Not all internal messages need to be segmented, but when it comes to the big stuff, you should use a slightly different approach and timing for each audience within your organization.
A common mistake that can be made in internal communications is not respecting your own hierarchy. Now I am not one for an overly hieratical organization, but in some businesses its necessary and for those same reasons, you need to communicate through the hierarchy – don’t skip levels! More often than not, middle management gets missed when it comes to receiving tailored information; however these are the very same people we rely on to distribute important information.
Here are some tips on audience segmentation:
1. Segment your audience
For more of you, the departments and levels within your company will usually provide this. When it comes to a change in your organization, think about how it will affect different groups. Find the similarities between these groups, and each will become your communication segment.
Determine how you plan on distributing the information to every segment. The information you are communicating and your organizational structure will help determine this. Remember that big changes should have a more personal touch! [Blog: When Face-to-Face communication is needed]

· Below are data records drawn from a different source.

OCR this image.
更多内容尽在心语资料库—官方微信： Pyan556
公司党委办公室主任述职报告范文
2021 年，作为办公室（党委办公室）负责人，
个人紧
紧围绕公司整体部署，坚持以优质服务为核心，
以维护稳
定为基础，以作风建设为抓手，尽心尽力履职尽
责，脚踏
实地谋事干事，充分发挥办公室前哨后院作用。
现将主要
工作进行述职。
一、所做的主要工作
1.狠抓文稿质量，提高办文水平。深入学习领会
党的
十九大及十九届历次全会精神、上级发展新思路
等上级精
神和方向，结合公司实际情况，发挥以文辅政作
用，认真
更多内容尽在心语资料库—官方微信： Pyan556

Looking at your segments, consider the timing of communications. The information you are releasing will more than likely shape your communication calendar. When cascading information through team meetings, ensure that you give managers enough time to digest and have questions answered, before you expect them to pass the information on.
4. Tailor the message
While everyone will want to know the big picture, they will also want to know how changes will directly effect their day-to-day work life. Its about giving employees the “next up information,” don’t just leave them hanging with the announcement.
5. Arm your team
Ensure that everyone you are relying on in the distribution of your message is either armed with the information to answer questions, or knows who and where to go to answer any questions employees may have.
When you move away from the blanket communication approach, you create more engagement and employee buy in around company wide changes. Don’t underestimate the power of segmented communication and the role it plays in keeping employees informed and happy.